Frito-Lay Lowers Sodium

June 28/Plano, Texas/PRNewswire -- PepsiCo's Frito-Lay North America business unit announced the introduction of two new Lightly Salted varieties of chips. Fritos Lightly Salted corn chips and Ruffles Lightly Salted potato chips join Lay's Lightly Salted potato chips, which were launched in 2000 in select markets but expanded to national distribution beginning in 2010. With at least 50% less sodium per one ounce serving than their original counterparts, Lightly Salted varieties provide consumers concerned about sodium with lower sodium options.

"The number-one request from consumers is for lower-sodium versions of the snacks they love most. However, they are unwilling to compromise on taste," said Ann Mukherjee, chief marketing officer, Frito-Lay North America. "Lightly Salted meets that consumer need. We will continue to build on this effort and look to deliver even more great-tasting options for those consumers focused on sodium."

In general, Frito-Lay snack chips are moderate in sodium. For instance, Lay's Classic potato chips contain 180mg per one ounce serving -- about 15 chips -- which is comparable to a slice of bread.

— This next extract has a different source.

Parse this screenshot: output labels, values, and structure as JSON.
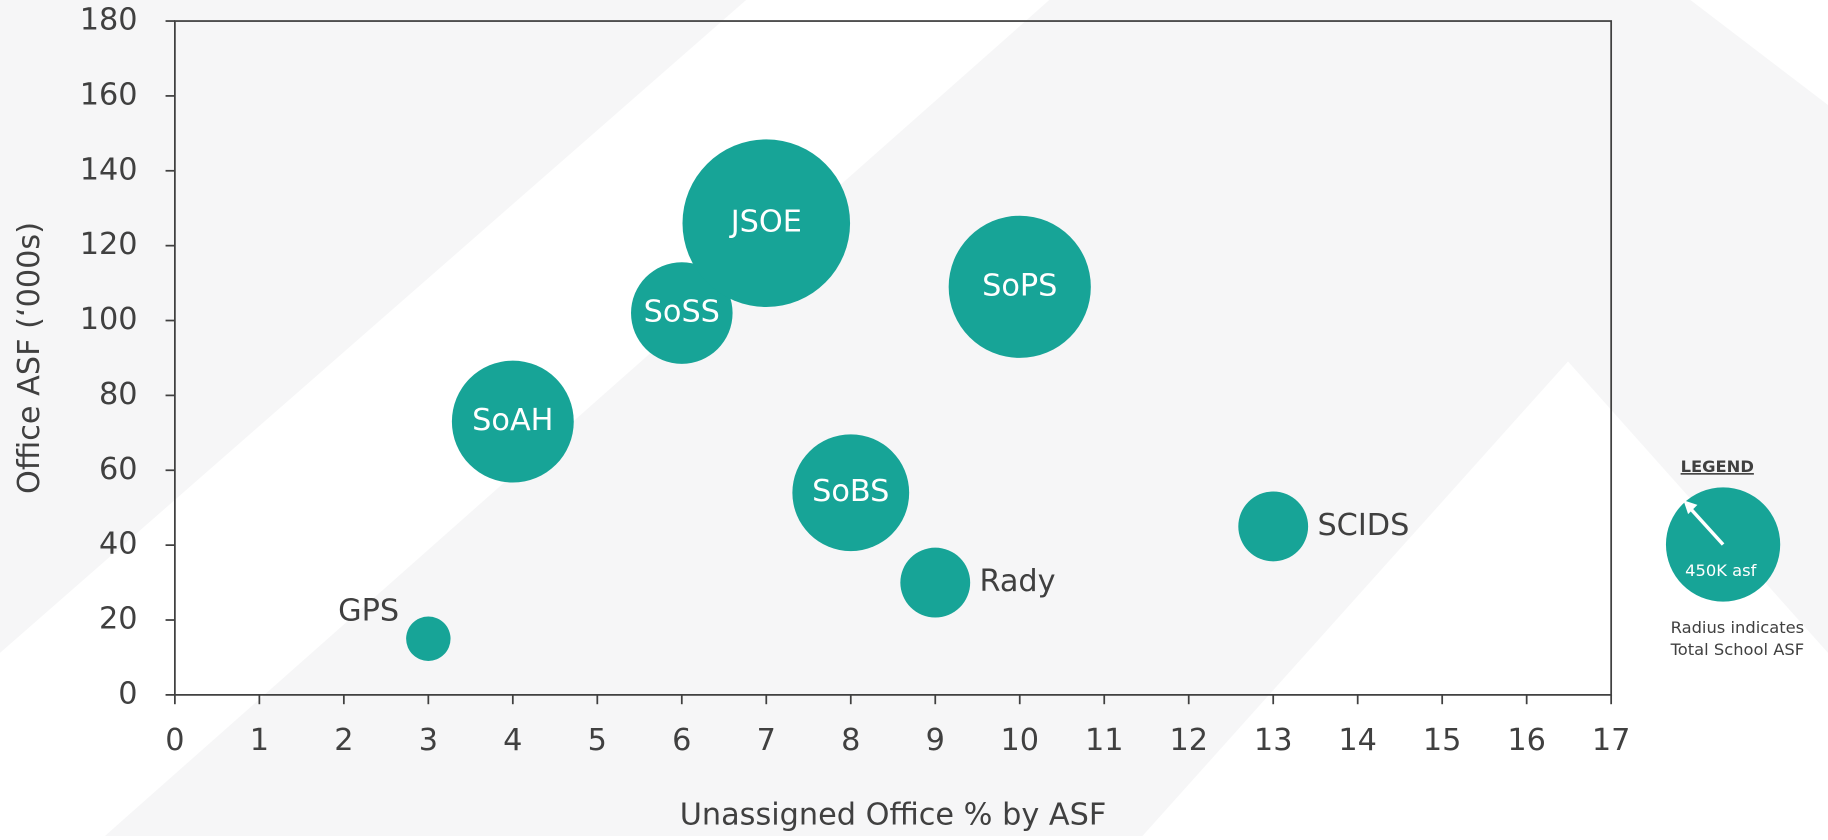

"Many consumers believe Frito-Lay snack chips are high in sodium, but they are often surprised to learn that is not the case," said Mike Zbuchalski, group vice president, R&D, Frito-Lay North America. "Because the salt is sprinkled on the outside of the snack chip, the salt flavor is prominent compared to foods where the salt is cooked within."

According to the 2010 Dietary Guidelines Advisory Committee Report released earlier this month, Americans aged 2 or older consume on average 3,436mg of sodium per day, more than double the Advisory Committee's recommendation of less than 1,500mg (about 2/3 tsp of table salt).

"Since many foods have sodium baked in, you can't always trust your taste buds. That's why it's so important for consumers to read the nutrition label -- they'll be surprised to learn the various sources of sodium in their diet," explained Joanne "Dr. Jo" Lichten, PhD, RD, author of Dr. Jo's No Big Deal Diet.